我正在对一项调查进行分析,大多数问题(167 个问题中的 105 个)的排名在 1 到 10 之间,未填写时为 99999。我加载了数据集进入 R 并用这 105 个问题制作了一个数据框。当我这样做时,我发现数据类型不正确。他们都是双胞胎。所以我首先更改了数据类型 (data set = survey):
survey <-data.frame(lapply(survey, as.character), stringsAsFactors=FALSE)
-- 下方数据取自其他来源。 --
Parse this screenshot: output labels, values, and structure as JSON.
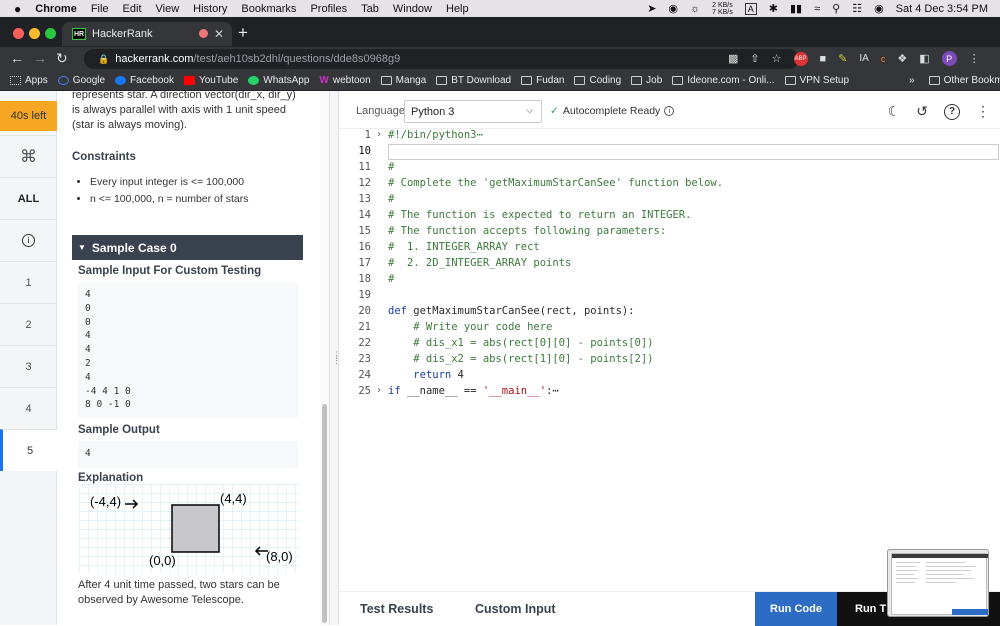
{
  "macos": {
    "app": "Chrome",
    "menus": [
      "File",
      "Edit",
      "View",
      "History",
      "Bookmarks",
      "Profiles",
      "Tab",
      "Window",
      "Help"
    ],
    "net_up": "2 KB/s",
    "net_down": "7 KB/s",
    "input_badge": "A",
    "datetime": "Sat 4 Dec  3:54 PM"
  },
  "browser": {
    "tab_title": "HackerRank",
    "tab_favicon": "HR",
    "url_host": "hackerrank.com",
    "url_path": "/test/aeh10sb2dhl/questions/dde8s0968g9",
    "profile_initial": "P",
    "bookmarks": [
      {
        "label": "Apps",
        "icon": "grid-icon"
      },
      {
        "label": "Google",
        "icon": "google-icon"
      },
      {
        "label": "Facebook",
        "icon": "facebook-icon"
      },
      {
        "label": "YouTube",
        "icon": "youtube-icon"
      },
      {
        "label": "WhatsApp",
        "icon": "whatsapp-icon"
      },
      {
        "label": "webtoon",
        "icon": "webtoon-icon"
      },
      {
        "label": "Manga",
        "icon": "folder-icon"
      },
      {
        "label": "BT Download",
        "icon": "folder-icon"
      },
      {
        "label": "Fudan",
        "icon": "folder-icon"
      },
      {
        "label": "Coding",
        "icon": "folder-icon"
      },
      {
        "label": "Job",
        "icon": "folder-icon"
      },
      {
        "label": "Ideone.com - Onli...",
        "icon": "ideone-icon"
      },
      {
        "label": "VPN Setup",
        "icon": "folder-icon"
      }
    ],
    "bookmarks_more": "»",
    "other_bookmarks": "Other Bookmarks"
  },
  "rail": {
    "timer": "40s left",
    "items": [
      "1",
      "2",
      "3",
      "4",
      "5"
    ],
    "all_label": "ALL",
    "active_index": 4
  },
  "problem": {
    "intro_line0": "represents star. A direction vector(dir_x, dir_y)",
    "intro_line1": "is always parallel with axis with 1 unit speed",
    "intro_line2": "(star is always moving).",
    "constraints_heading": "Constraints",
    "constraints": [
      "Every input integer is <= 100,000",
      "n <= 100,000, n = number of stars"
    ],
    "sample_case_title": "Sample Case 0",
    "sample_input_heading": "Sample Input For Custom Testing",
    "sample_input": [
      "4",
      "0",
      "0",
      "4",
      "4",
      "2",
      "4",
      "-4 4 1 0",
      "8 0 -1 0"
    ],
    "sample_output_heading": "Sample Output",
    "sample_output": "4",
    "explanation_heading": "Explanation",
    "figure_labels": {
      "top_left": "(-4,4)",
      "top_right": "(4,4)",
      "origin": "(0,0)",
      "right": "(8,0)"
    },
    "explanation_line0": "After 4 unit time passed, two stars can be",
    "explanation_line1": "observed by Awesome Telescope."
  },
  "editor": {
    "language_label": "Language",
    "language": "Python 3",
    "autocomplete": "Autocomplete Ready",
    "current_line": "10",
    "lines": [
      {
        "n": "1",
        "fold": "›",
        "text": "#!/bin/python3⋯",
        "cls": "com"
      },
      {
        "n": "10",
        "fold": "",
        "text": "",
        "cls": ""
      },
      {
        "n": "11",
        "fold": "",
        "text": "#",
        "cls": "com"
      },
      {
        "n": "12",
        "fold": "",
        "text": "# Complete the 'getMaximumStarCanSee' function below.",
        "cls": "com"
      },
      {
        "n": "13",
        "fold": "",
        "text": "#",
        "cls": "com"
      },
      {
        "n": "14",
        "fold": "",
        "text": "# The function is expected to return an INTEGER.",
        "cls": "com"
      },
      {
        "n": "15",
        "fold": "",
        "text": "# The function accepts following parameters:",
        "cls": "com"
      },
      {
        "n": "16",
        "fold": "",
        "text": "#  1. INTEGER_ARRAY rect",
        "cls": "com"
      },
      {
        "n": "17",
        "fold": "",
        "text": "#  2. 2D_INTEGER_ARRAY points",
        "cls": "com"
      },
      {
        "n": "18",
        "fold": "",
        "text": "#",
        "cls": "com"
      },
      {
        "n": "19",
        "fold": "",
        "text": "",
        "cls": ""
      },
      {
        "n": "20",
        "fold": "",
        "text": "def getMaximumStarCanSee(rect, points):",
        "cls": "def"
      },
      {
        "n": "21",
        "fold": "",
        "text": "    # Write your code here",
        "cls": "com"
      },
      {
        "n": "22",
        "fold": "",
        "text": "    # dis_x1 = abs(rect[0][0] - points[0])",
        "cls": "com"
      },
      {
        "n": "23",
        "fold": "",
        "text": "    # dis_x2 = abs(rect[1][0] - points[2])",
        "cls": "com"
      },
      {
        "n": "24",
        "fold": "",
        "text": "    return 4",
        "cls": "ret"
      },
      {
        "n": "25",
        "fold": "›",
        "text": "if __name__ == '__main__':⋯",
        "cls": "main"
      }
    ],
    "test_results_tab": "Test Results",
    "custom_input_tab": "Custom Input",
    "run_code": "Run Code",
    "run_tests": "Run T"
  },
  "colors": {
    "accent": "#2d6cc4",
    "timer": "#f5a623",
    "header_dark": "#39424e"
  }
}
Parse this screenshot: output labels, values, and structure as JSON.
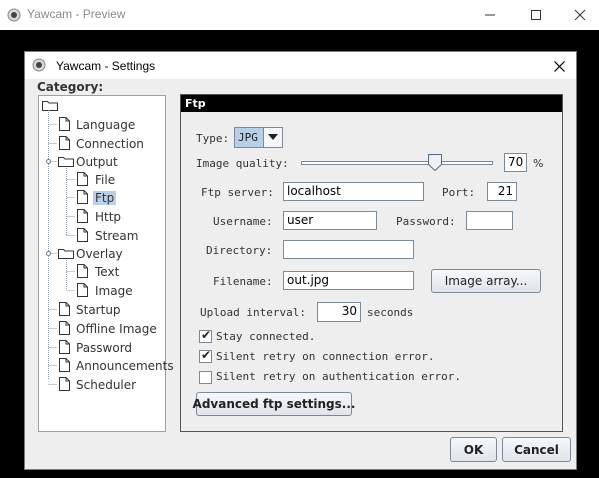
{
  "outer_window": {
    "title": "Yawcam - Preview"
  },
  "dialog": {
    "title": "Yawcam - Settings",
    "category_label": "Category:",
    "tree": [
      {
        "label": "Language",
        "kind": "doc"
      },
      {
        "label": "Connection",
        "kind": "doc"
      },
      {
        "label": "Output",
        "kind": "folder",
        "expanded": true
      },
      {
        "label": "File",
        "kind": "doc"
      },
      {
        "label": "Ftp",
        "kind": "doc",
        "selected": true
      },
      {
        "label": "Http",
        "kind": "doc"
      },
      {
        "label": "Stream",
        "kind": "doc"
      },
      {
        "label": "Overlay",
        "kind": "folder",
        "expanded": true
      },
      {
        "label": "Text",
        "kind": "doc"
      },
      {
        "label": "Image",
        "kind": "doc"
      },
      {
        "label": "Startup",
        "kind": "doc"
      },
      {
        "label": "Offline Image",
        "kind": "doc"
      },
      {
        "label": "Password",
        "kind": "doc"
      },
      {
        "label": "Announcements",
        "kind": "doc"
      },
      {
        "label": "Scheduler",
        "kind": "doc"
      }
    ],
    "panel": {
      "header": "Ftp",
      "type_label": "Type:",
      "type_value": "JPG",
      "quality_label": "Image quality:",
      "quality_value": "70",
      "quality_fraction": 0.7,
      "quality_unit": "%",
      "ftp_server_label": "Ftp server:",
      "ftp_server_value": "localhost",
      "port_label": "Port:",
      "port_value": "21",
      "username_label": "Username:",
      "username_value": "user",
      "password_label": "Password:",
      "password_value": "",
      "directory_label": "Directory:",
      "directory_value": "",
      "filename_label": "Filename:",
      "filename_value": "out.jpg",
      "image_array_button": "Image array...",
      "upload_interval_label": "Upload interval:",
      "upload_interval_value": "30",
      "upload_interval_unit": "seconds",
      "stay_connected_label": "Stay connected.",
      "stay_connected_checked": true,
      "silent_retry_connection_label": "Silent retry on connection error.",
      "silent_retry_connection_checked": true,
      "silent_retry_auth_label": "Silent retry on authentication error.",
      "silent_retry_auth_checked": false,
      "advanced_button": "Advanced ftp settings..."
    },
    "ok_button": "OK",
    "cancel_button": "Cancel"
  },
  "colors": {
    "selection": "#b8cfe5",
    "panel_header": "#000000",
    "background": "#000000",
    "dialog_bg": "#eeeeee"
  }
}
survey[survey == 99999] <- "No answer"
为了能够将 99999 更改为 "no answer" 然后我使用了:
survey[] <- lapply(survey,factor)
将其更改为因数。但现在的问题是,在我将更改应用到 char 后,因素或等级的顺序立即发生了变化。我认为这样做的原因是,对于某些问题,没有人排名 1,当您将其更改为 char 时,它会将 rank = 10 放在第一位,例如:
survey %>% group_by(v2_a)%>% summarize(count = n())
我知道一种单独重新排序级别的方法,例如:
survey$v2_a <- factor(survey$v2_a, levels = c("1","2", "3", "4","5","6","7","8","9","10","No answer"))
survey$v2_b <- factor(survey$v2_b, levels = c("1","2", "3", "4","5","6","7","8","9","10","No answer"))
survey$v2_c <- factor(survey$v2_c, levels = c("1","2", "3", "4","5","6","7","8","9","10","No answer"))
...
但是,如果您必须针对 105 个不同的问题进行此操作,则需要大量工作。有人知道更短的方法吗?我试过类似的东西:
survey <- factor(survey, levels = c("1","2", "3", "4","5","6","7","8","9","10","No answer"))
但这肯定不行。
提供给 lapply 的任何附加参数都将添加到函数参数中,所以像这样
survey[] <- lapply(survey,factor,levels=c(1:10,"no answer"))
可能会起作用。
如果您想更明确地了解它,您可以这样做:
ffun <- function(x) return(factor(x,levels=c(1:10,"no answer")))
survey[] <- lapply(survey,ffun)
您也可以尝试首先使用 na.strings="9999"(或其他)读取您的数据,以便您的无答案案例自动转换为 NA。